Precise preoperative localisation of nonpalpable breast
lesions is essential to achieve accurate diagnosis in
suspicious lesions and to obtain adequate excision
margins, while avoiding excessive surgical resection
in breast-conserving surgery for cancer.[3] Hookwire
localisation was the gold standard and has been gradually
replaced by radioisotope-guided occult lesion localisation
(ROLL) in recent years.[4] However, ROLL is limited to
centres with a nuclear medicine unit and availability
of same-day surgery. New advances in localisation
techniques for nonpalpable breast lesions have been
introduced, allowing decoupling of localisation and
operation schedules. Nonradioactive magnetic metal
seeds (Magseed, Endomagnetics Inc., Cambridge,
United Kingdom) is one of the new methods. It was
approved by the US Food and Drug Administration in
2016 for breast lesion localisation.[5] [6]

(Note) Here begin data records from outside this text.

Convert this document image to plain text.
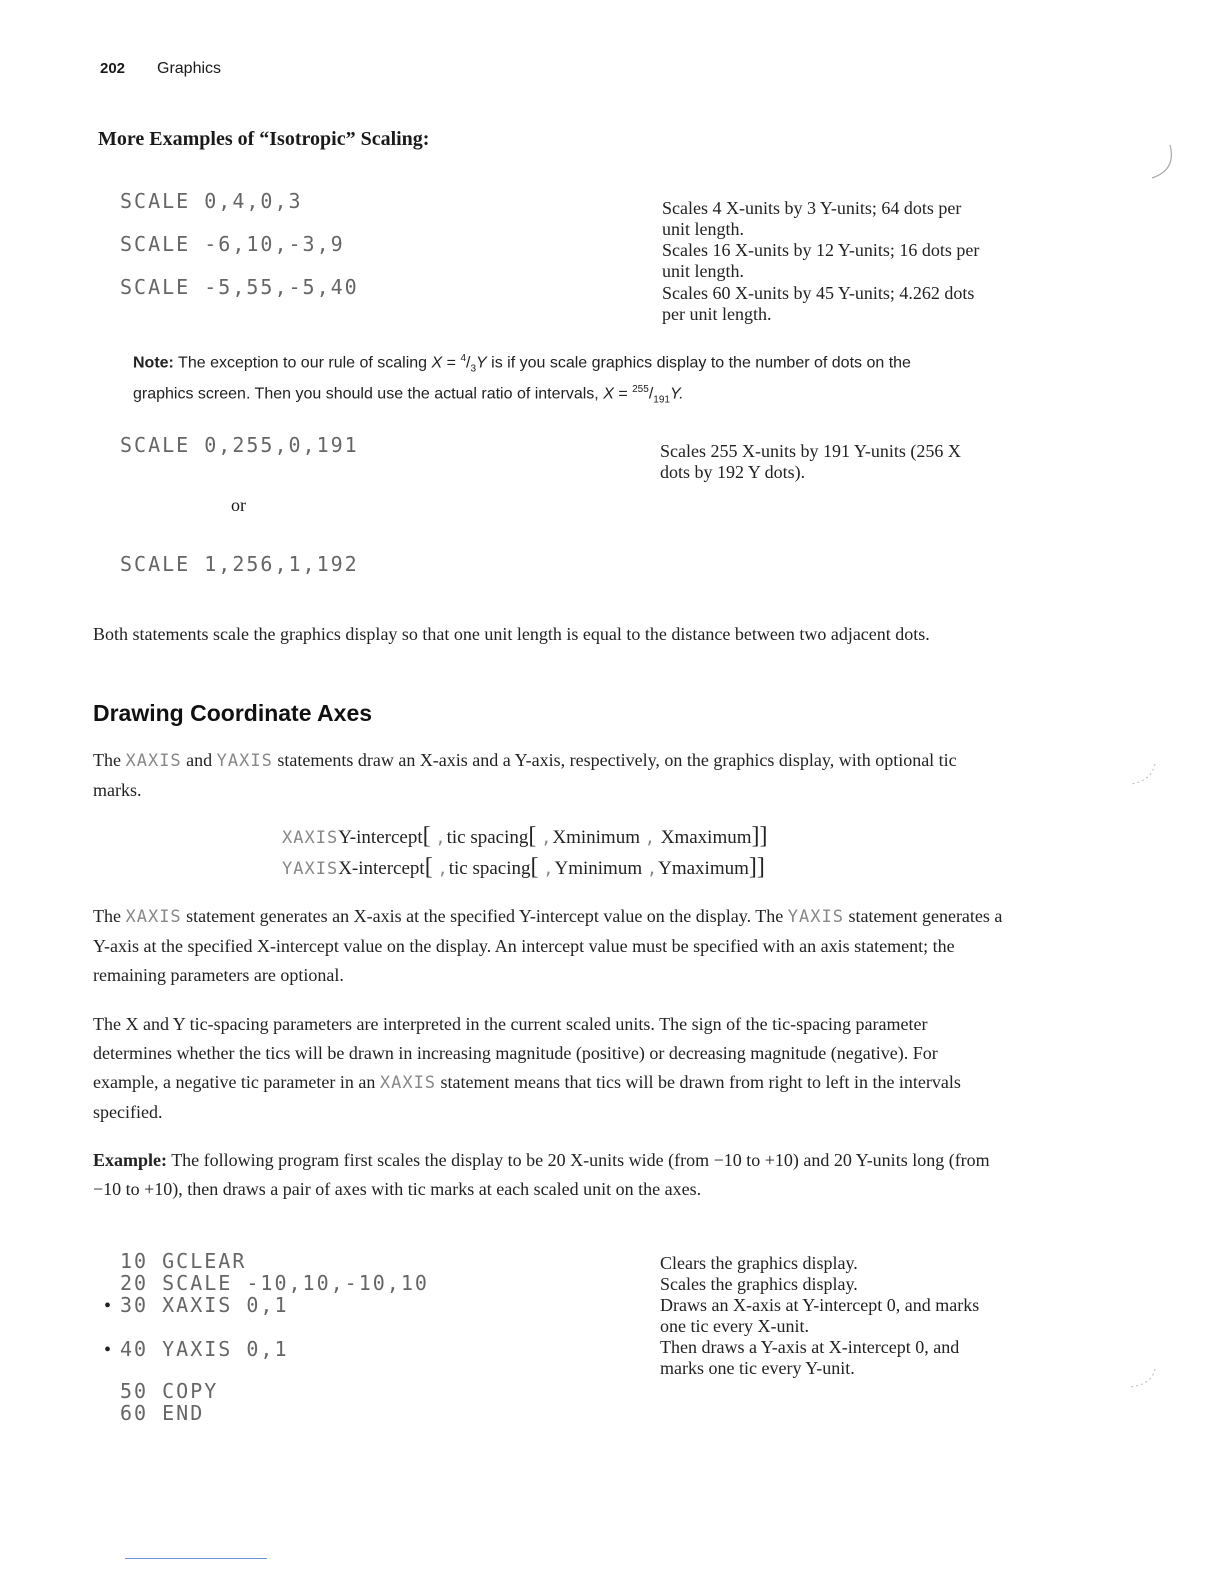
202 Graphics
More Examples of “Isotropic” Scaling:
SCALE 0,4,0,3
SCALE -6,10,-3,9
SCALE -5,55,-5,40
Scales 4 X-units by 3 Y-units; 64 dots per unit length.
Scales 16 X-units by 12 Y-units; 16 dots per unit length.
Scales 60 X-units by 45 Y-units; 4.262 dots per unit length.
Note: The exception to our rule of scaling $X = ^4/_3Y$ is if you scale graphics display to the number of dots on the
graphics screen. Then you should use the actual ratio of intervals, $X = ^{255}/_{191}Y$.
SCALE 0,255,0,191	Scales 255 X-units by 191 Y-units (256 X dots by 192 Y dots).
or
SCALE 1,256,1,192
Both statements scale the graphics display so that one unit length is equal to the distance between two adjacent dots.
Drawing Coordinate Axes
The XAXIS and YAXIS statements draw an X-axis and a Y-axis, respectively, on the graphics display, with optional tic marks.
XAXISY-intercept[ ,tic spacing[ ,Xminimum , Xmaximum]]
YAXISX-intercept[ ,tic spacing[ ,Yminimum ,Ymaximum]]
The XAXIS statement generates an X-axis at the specified Y-intercept value on the display. The YAXIS statement generates a Y-axis at the specified X-intercept value on the display. An intercept value must be specified with an axis statement; the remaining parameters are optional.
The X and Y tic-spacing parameters are interpreted in the current scaled units. The sign of the tic-spacing parameter determines whether the tics will be drawn in increasing magnitude (positive) or decreasing magnitude (negative). For example, a negative tic parameter in an XAXIS statement means that tics will be drawn from right to left in the intervals specified.
Example: The following program first scales the display to be 20 X-units wide (from −10 to +10) and 20 Y-units long (from −10 to +10), then draws a pair of axes with tic marks at each scaled unit on the axes.
10 GCLEAR
20 SCALE -10,10,-10,10
• 30 XAXIS 0,1
• 40 YAXIS 0,1
50 COPY
60 END
Clears the graphics display.
Scales the graphics display.
Draws an X-axis at Y-intercept 0, and marks one tic every X-unit.
Then draws a Y-axis at X-intercept 0, and marks one tic every Y-unit.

We aimed to evaluate our initial experience with
Magseed localisation of nonpalpable breast lesions with comparison with ROLL, in assessing the feasibility and
effectiveness of this novel localisation technique.
METHODS
This is a retrospective study approved by the local
research ethics committee (Ref: KC/KE-20-0072/ER-1).
We reviewed all cases of Magseed localisation between
1 September 2018 and 30 April 2020 in a regional
hospital, and matched them with the same number of
ROLL procedures with identical pathology performed
since 1 September 2018. Cases with ROLL with no
specimen scintigraphic images were excluded.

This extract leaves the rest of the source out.